Trump’s Latest Pick for the Fed Is No Fan of Paper Money
Economist Marvin Goodfriend doesn’t like the green paper rectangles in your wallet, which are formally known as “Federal Reserve notes.” His opinion matters, because President Trump has nominated him to the Board of Governors of the Federal Reserve. If confirmed by the Senate to a 14-year term, Goodfriend may take the opportunity to pursue his academic interest in abolishing—or at least demoting—paper money.
Goodfriend’s dislike for cash could become an issue in his confirmation hearings, which are not yet scheduled. Senators could soon be getting an earful from constituents who fear that taking away paper money is a step toward socialism or totalitarianism. Those voices are already being heard. “Is Marvin Goodfriend the Worst Fed Nominee of All Time?” asks a Dec. 1 post on the website of the Mises Institute, a think tank for the Austrian school of economics.
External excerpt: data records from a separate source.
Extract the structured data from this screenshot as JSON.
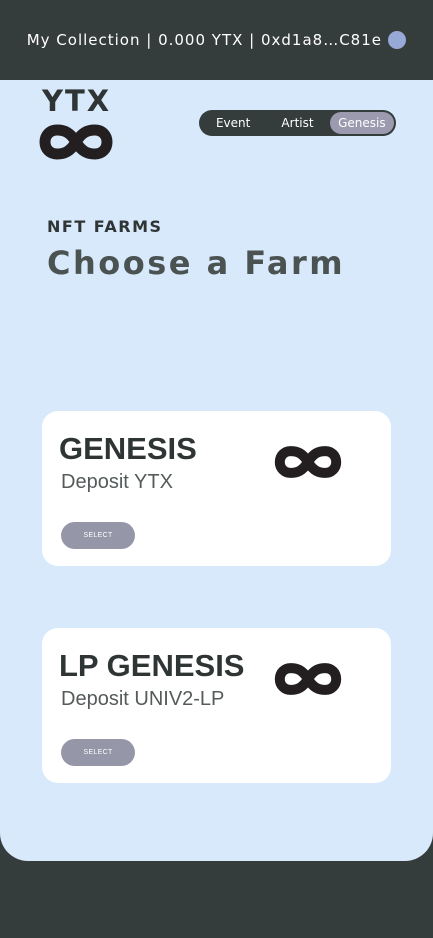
{
  "header": {
    "wallet_text": "My Collection | 0.000 YTX  | 0xd1a8…C81e"
  },
  "logo": {
    "name": "YTX",
    "icon": "infinity-icon"
  },
  "nav": {
    "options": [
      {
        "label": "Event",
        "active": false
      },
      {
        "label": "Artist",
        "active": false
      },
      {
        "label": "Genesis",
        "active": true
      }
    ]
  },
  "main": {
    "subheading": "NFT FARMS",
    "heading": "Choose a Farm"
  },
  "farms": [
    {
      "title": "GENESIS",
      "description": "Deposit YTX",
      "button": "SELECT",
      "icon": "infinity-icon"
    },
    {
      "title": "LP GENESIS",
      "description": "Deposit UNIV2-LP",
      "button": "SELECT",
      "icon": "infinity-icon"
    }
  ],
  "colors": {
    "dark": "#353c3c",
    "panel": "#d8e9fb",
    "accent": "#9b9aae",
    "avatar": "#98a9d8"
  }
}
An earlier Mises post in which Goodfriend’s name was first raised said, “Given his radical views on monetary policy, it’s not hyperbole to suggest that Goodfriend’s nomination would represent a genuine danger to the economic wellbeing of every American citizen—or at least those outside of the financial services industry.”
It’s not just the Mises people who want to hang onto paper money. “Cash Means Freedom, Which Is Why So Many Officials Hate It” was the headline on a post by the libertarian Reason Institute last year. Last year, in the Wall Street Journal, financial commentator James Grant attacked a book called The Curse of Cash by Harvard’s Kenneth Rogoff, writing, “The author wants the government to control your money. It’s as simple as that.”
Goodfriend is concerned that the existence of cash makes it harder for the Fed to lower interest rates below zero. In the next crisis, he says, the Fed might want to push interest rates into negative territory to prod people to stop sitting on their money and do something with it, such as consumption or investment, that would get growth going again. But today, the Fed would not be able to push interest rates on checking or savings accounts very far below zero because as soon as it did, people would simply withdraw cash from the banks and store it in the mattress or a vault. The European Central Bank and Swiss National Bank have managed to push rates only slightly negative.
Trump’s nominee hasn’t tried to hush-hush his views on this controversial topic. Far from it. Goodfriend presented a paper on it in 2016 in Jackson Hole, Wyo., at a high-profile annual conclave of central bankers. His title: “The Case for Unencumbering Interest Rate Policy at the Zero Bound.”
To make it less convenient for people to hoard cash, he says in the paper, the government could phase out high-denomination bills or charge banks and the public whenever paper money is paid out or received. But even those steps might not be enough to suppress the use of cash, Goodfriend surmises. So he weighs three stronger measures.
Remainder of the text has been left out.